The path of wage increases assumed, although to some extent patterned on past wage behavior, is lower than would be projected on the basis of past statistical relationships; in essence, it has been assumed that a structural change has taken place in labor market relations in favor of wage moderation. This view is supported by the fact that real disposable incomes have in fact risen faster during the recent years of wage moderation than they had during the previous period (1970s and 1980s) of high nominal wage increases, as well as by the rather low demands for nominal wage increases the Confederation of Labor Unions (LO) has brought to the negotiating table in the ongoing wage round. However, because of hysteresis effects, the labor market could be considerably tighter than indicated by the still (in a Norwegian context) relatively high unemployment rate. Furthermore, the rather benign behavior of private consumption projected rests on the assumption that consumer and banks learnt a lesson from the credit driven overheating of the 1980s; however, household balance sheets have strengthened notably in recent years as has the financial position of the banking system.

On the other hand, there is the possibility of a more pronounced slowdown in industrial country economic activity; as a result, the growth of export markets for traditional Norwegian exports could be slower than assumed. Also, while real oil prices are currently far below their highs of the early 1980s, and the likelihood of a collapse in prices as occurred in 1986 seems low, the Norwegian economy remains vulnerable to a shock to oil prices. 1/

1/

Prepared by Birgir Arnason.

2/

Ministry of Finance, Nationalbudsjettet 1996, October 1995; Norges Bank, Penger og Kreditt 1995/4, December 1995; Statistics Norway, Okonomiske analyser 9/95. December 1995.

3/

Norges Bank also looked at cases in which fiscal policy was somewhat tighter and wages rose more moderately. The differences between the respective cases were not large.

4/

According to Norges Bank, the mainland economy is already at, or very close to potential. With the mainland economy expanding by 2.8 percent in 1996, mainland output could well rise above potential.
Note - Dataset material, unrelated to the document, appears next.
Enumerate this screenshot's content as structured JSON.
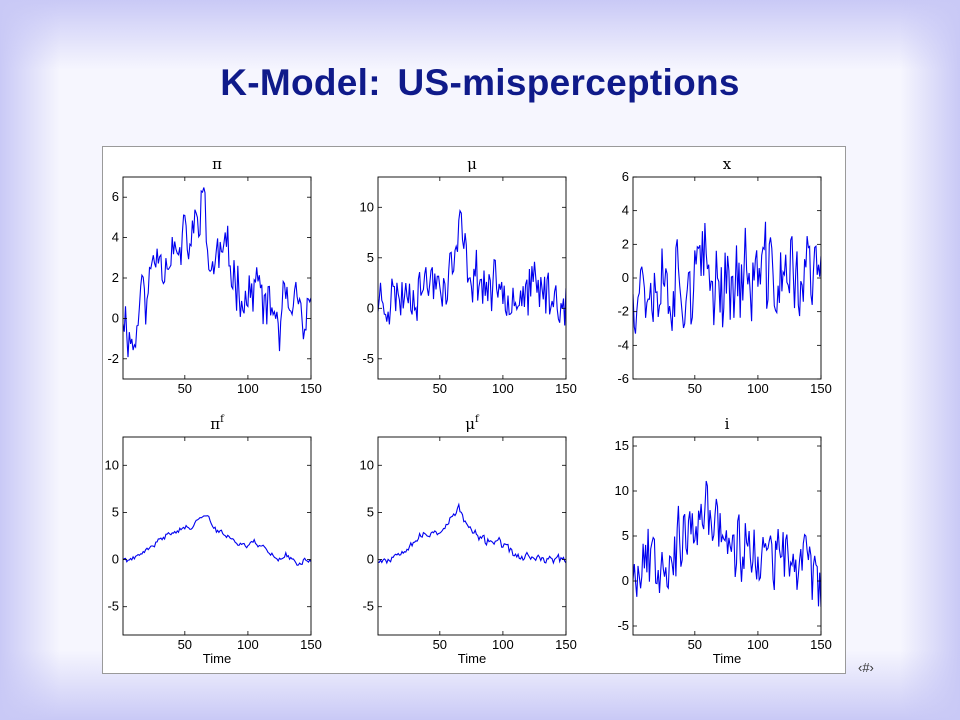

The growth of potential output has been estimated at 2-2.3 percent.

1/

According to the Government’s Long-Term Program for 1994-97 fiscal policy in the medium term is premised on keeping expenditure growth below that of mainland output while preserving the basic elements of the tax system introduced in the early 1990s.

2/

Purely for technical reasons, the exchange rate against the ECU was assumed to remain stable over the projection period at its average level over the three-month period September-November, 1995, and current interest differentials were assumed to be consistent with that stable exchange rate.

1/

Regarding the factor payments abroad, it is worth noting that Norway became a net creditor to the rest of the world in the course of 1995 but that significant dividend payments abroad on the heavy foreign investment in the petroleum sector will continue.

2/

These projections assume oil prices of around US$17 per barrel (1996 prices) through the projection period.

1/

A measure of the vulnerability of the Norwegian economy to an oil price shock is that a 10 percent reduction in the price would reduce exports by around 3 percent and reduce the net cash flow from the petroleum sector to the budget by around 0.8 percent of GDP.